In 1688, after ‘The Glorious Revolution’, James VII & II was deposed by his daughter Mary, and her Dutch husband, Prince William of Orange. They became joint monarchs, William and Mary, and their tastes, developed from the fashions of the Netherlands at the time, ushered in an era (from around 1700 to 1725) of simpler Baroque furnishings, with the use of ornament a bit more restrained, no doubt helped in part by the fact they brought with them a number of Dutch cabinet makers.
Furniture was often raised higher off the ground to emphasise the William and Mary style. This was made possible through the use of ‘dovetail’ triangular interlocking joints (see left). This changed the way furniture makers could distribute weight, allowing chairs to be made of thinner wood, which was lighter and could be made taller also.
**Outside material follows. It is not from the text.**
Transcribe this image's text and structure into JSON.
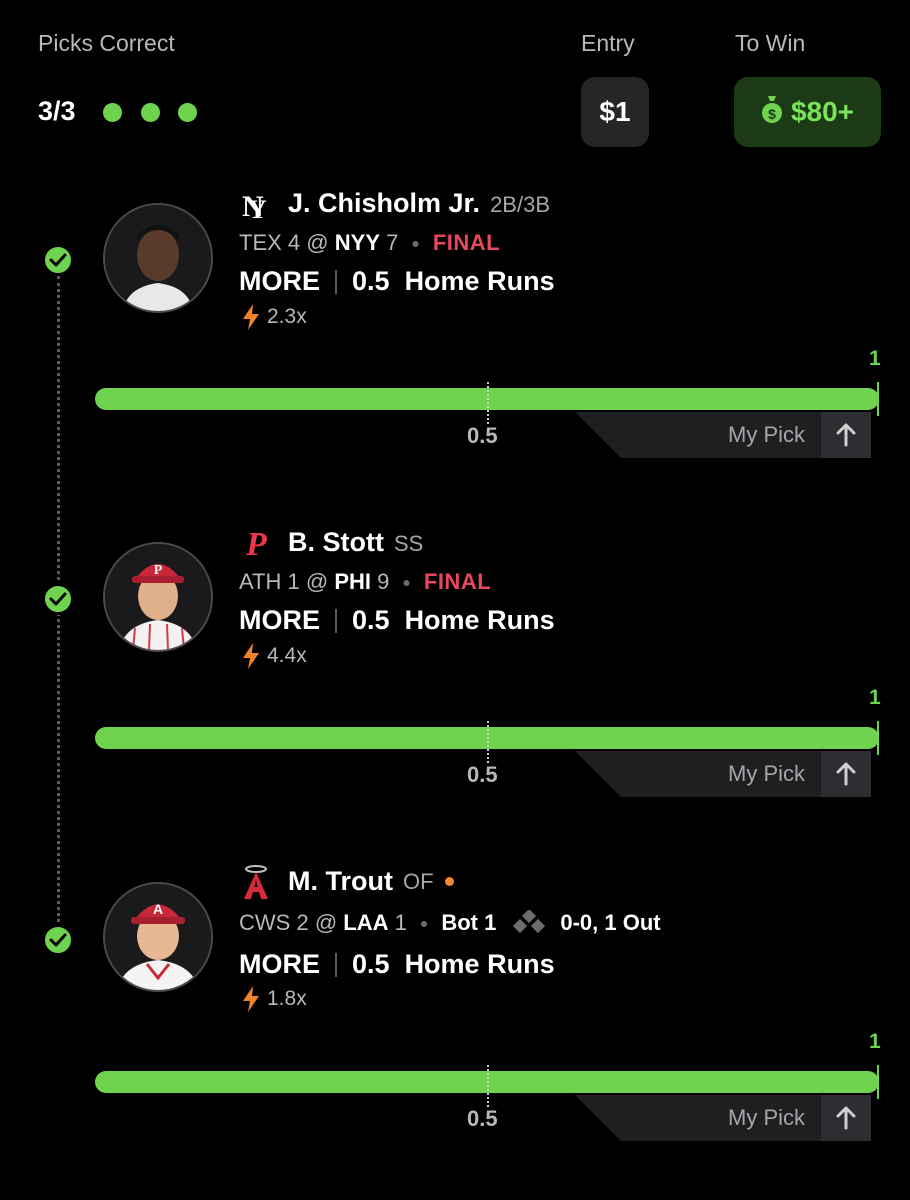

The ‘William and Mary’ style of the age, although influenced by Baroque furnishings, the style was much less ornamental, with straight lines emphasized, and quite heavy-looking and sturdier than Baroque-style furniture, although a lot lighter and thinner than Jacobean/Caroline era furniture. Woven cane seats (see right) and heavily scrolled backs were common in chair designs, although one element of chairs that was emphasised was the elaborate woodturning of legs and uprights, as this era introduced the Spiral Leg (below). Walnut became the principal wood used for furniture in the early part of the 18th century.
Upholstery techniques were enhanced further, with the further development of the daybed, with more emphasis on the ornamental woodturning of the age, and a cane base, with embroidered loose cushions on top of the frame to provide extra comfort (see left). Bun feet are popular with chairs of this era, and have become associated with this period as a result.
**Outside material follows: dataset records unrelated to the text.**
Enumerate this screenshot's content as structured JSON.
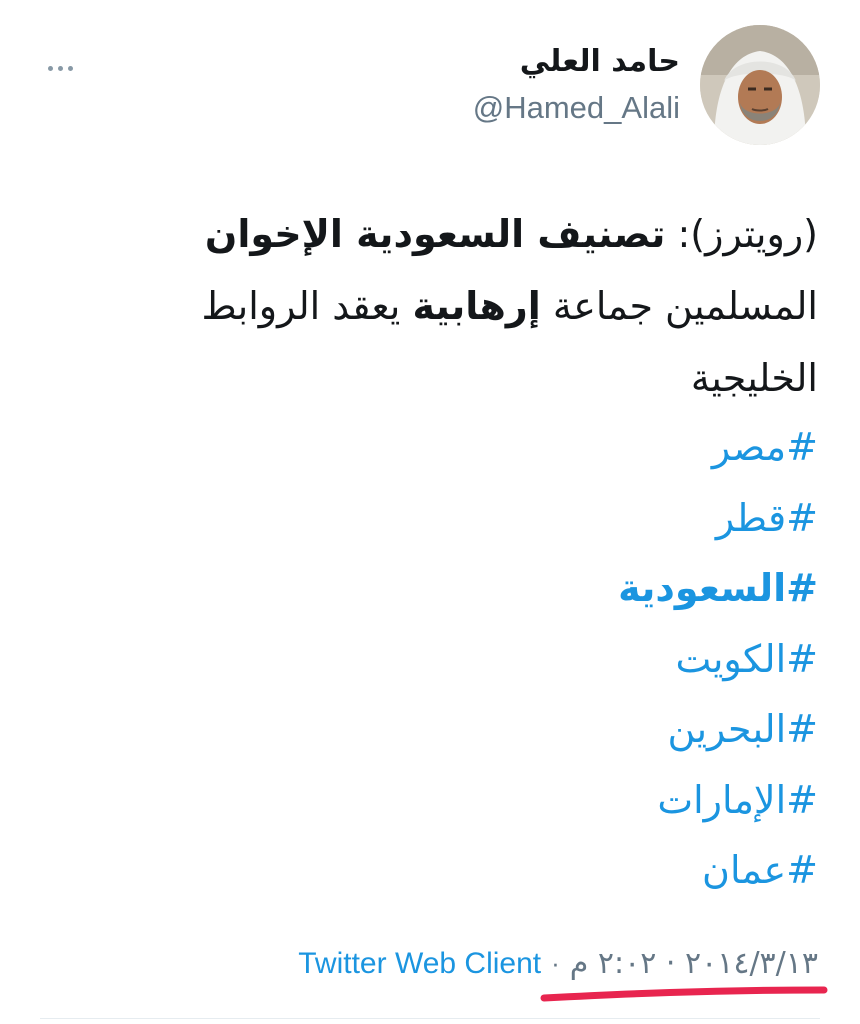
{
  "tweet": {
    "author": {
      "display_name": "حامد العلي",
      "handle": "@Hamed_Alali"
    },
    "text": {
      "line1_plain": "(رويترز): ",
      "line1_bold": "تصنيف السعودية الإخوان",
      "line2_part1": "المسلمين جماعة ",
      "line2_bold": "إرهابية",
      "line2_part2": " يعقد الروابط",
      "line3": "الخليجية"
    },
    "hashtags": [
      {
        "label": "#مصر",
        "bold": false
      },
      {
        "label": "#قطر",
        "bold": false
      },
      {
        "label": "#السعودية",
        "bold": true
      },
      {
        "label": "#الكويت",
        "bold": false
      },
      {
        "label": "#البحرين",
        "bold": false
      },
      {
        "label": "#الإمارات",
        "bold": false
      },
      {
        "label": "#عمان",
        "bold": false
      }
    ],
    "meta": {
      "timestamp": "٢٠١٤/٣/١٣ · ٢:٠٢ م",
      "separator": "·",
      "source": "Twitter Web Client"
    },
    "icons": {
      "more": "more-horizontal-icon"
    },
    "colors": {
      "link": "#1b95e0",
      "muted": "#657786",
      "text": "#14171a",
      "highlight_underline": "#e8254f"
    }
  }
}
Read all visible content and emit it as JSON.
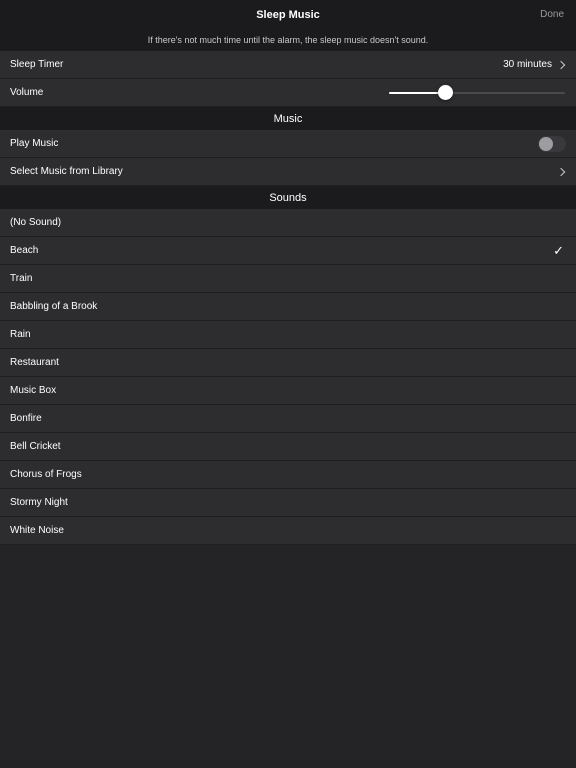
{
  "navbar": {
    "title": "Sleep Music",
    "done_label": "Done"
  },
  "notice": "If there's not much time until the alarm, the sleep music doesn't sound.",
  "settings": {
    "sleep_timer": {
      "label": "Sleep Timer",
      "value": "30 minutes"
    },
    "volume": {
      "label": "Volume",
      "level": 0.32
    }
  },
  "music": {
    "header": "Music",
    "play_music": {
      "label": "Play Music",
      "enabled": false
    },
    "select_library": {
      "label": "Select Music from Library"
    }
  },
  "sounds": {
    "header": "Sounds",
    "selected_index": 1,
    "items": [
      "(No Sound)",
      "Beach",
      "Train",
      "Babbling of a Brook",
      "Rain",
      "Restaurant",
      "Music Box",
      "Bonfire",
      "Bell Cricket",
      "Chorus of Frogs",
      "Stormy Night",
      "White Noise"
    ]
  },
  "colors": {
    "background": "#242426",
    "row": "#2d2d30",
    "header": "#1b1b1d"
  }
}
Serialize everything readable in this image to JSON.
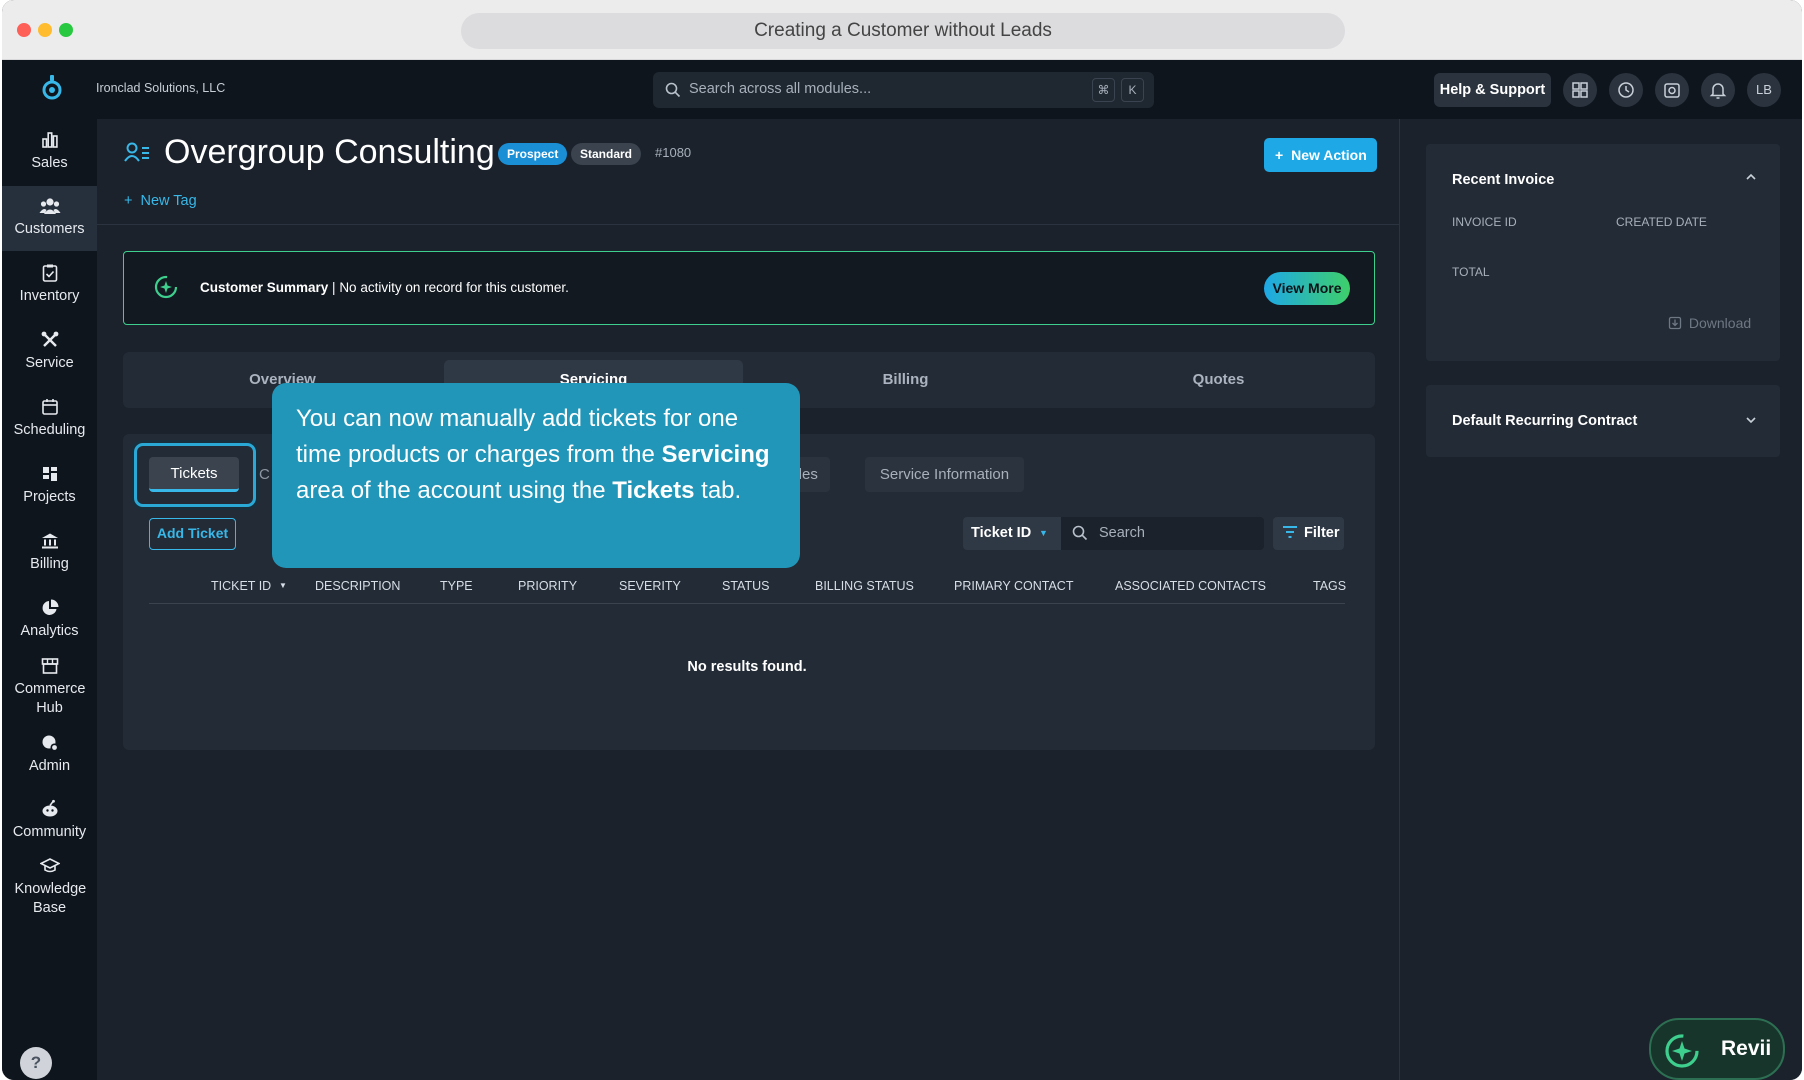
{
  "browser": {
    "title": "Creating a Customer without Leads"
  },
  "topnav": {
    "company": "Ironclad Solutions, LLC",
    "search_placeholder": "Search across all modules...",
    "shortcut_cmd": "⌘",
    "shortcut_key": "K",
    "help_label": "Help & Support",
    "avatar_initials": "LB"
  },
  "sidebar": {
    "items": [
      {
        "label": "Sales",
        "icon": "bar-chart-icon"
      },
      {
        "label": "Customers",
        "icon": "users-icon",
        "active": true
      },
      {
        "label": "Inventory",
        "icon": "clipboard-icon"
      },
      {
        "label": "Service",
        "icon": "tools-icon"
      },
      {
        "label": "Scheduling",
        "icon": "calendar-icon"
      },
      {
        "label": "Projects",
        "icon": "projects-icon"
      },
      {
        "label": "Billing",
        "icon": "bank-icon"
      },
      {
        "label": "Analytics",
        "icon": "pie-chart-icon"
      },
      {
        "label": "Commerce Hub",
        "icon": "store-icon"
      },
      {
        "label": "Admin",
        "icon": "admin-icon"
      },
      {
        "label": "Community",
        "icon": "community-icon"
      },
      {
        "label": "Knowledge Base",
        "icon": "graduation-cap-icon"
      }
    ],
    "help_glyph": "?"
  },
  "customer": {
    "name": "Overgroup Consulting",
    "status_badge": "Prospect",
    "tier_badge": "Standard",
    "number": "#1080",
    "new_tag_label": "New Tag",
    "new_action_label": "New Action"
  },
  "summary": {
    "title": "Customer Summary",
    "separator": " | ",
    "text": "No activity on record for this customer.",
    "view_more_label": "View More"
  },
  "main_tabs": [
    "Overview",
    "Servicing",
    "Billing",
    "Quotes"
  ],
  "sub_tabs": {
    "tickets": "Tickets",
    "partial_c": "C",
    "partial_modules": "dules",
    "service_info": "Service Information"
  },
  "tickets": {
    "add_label": "Add Ticket",
    "sort_field": "Ticket ID",
    "search_placeholder": "Search",
    "filter_label": "Filter",
    "columns": [
      "TICKET ID",
      "DESCRIPTION",
      "TYPE",
      "PRIORITY",
      "SEVERITY",
      "STATUS",
      "BILLING STATUS",
      "PRIMARY CONTACT",
      "ASSOCIATED CONTACTS",
      "TAGS"
    ],
    "empty_text": "No results found."
  },
  "right_panel": {
    "recent_invoice_title": "Recent Invoice",
    "invoice_id_label": "INVOICE ID",
    "created_date_label": "CREATED DATE",
    "total_label": "TOTAL",
    "download_label": "Download",
    "contract_title": "Default Recurring Contract"
  },
  "tooltip": {
    "part1": "You can now manually add tickets for one time products or charges from the ",
    "bold1": "Servicing",
    "part2": " area of the account using the ",
    "bold2": "Tickets",
    "part3": " tab."
  },
  "assistant": {
    "label": "Revii"
  },
  "colors": {
    "accent": "#1ea8e6",
    "tooltip_bg": "#2196b8",
    "prospect_badge": "#1a8fd6",
    "summary_border": "#3ecf8e",
    "view_more_gradient_start": "#1ea8e6",
    "view_more_gradient_end": "#3ecf6a"
  }
}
William and Mary style chairs (see below) had high backs and fairly lavish embellishments and carvings. Side chairs were most common, but armchairs were made also. Chair seats were normally made of cane, and upholstered in velvet, leather or embroidered fabric.
The ‘William and Mary’ style emphasised both comfort and luxury, and thus was extremely popular as a result. Although it was quickly overtaken by the styles that came afterwards (namely Queen Anne style), it’s seen as important development of the distinctive nature of British cabinet/furniture-making at the time, and helped lay the foundations of what was to follow in the later 18th century.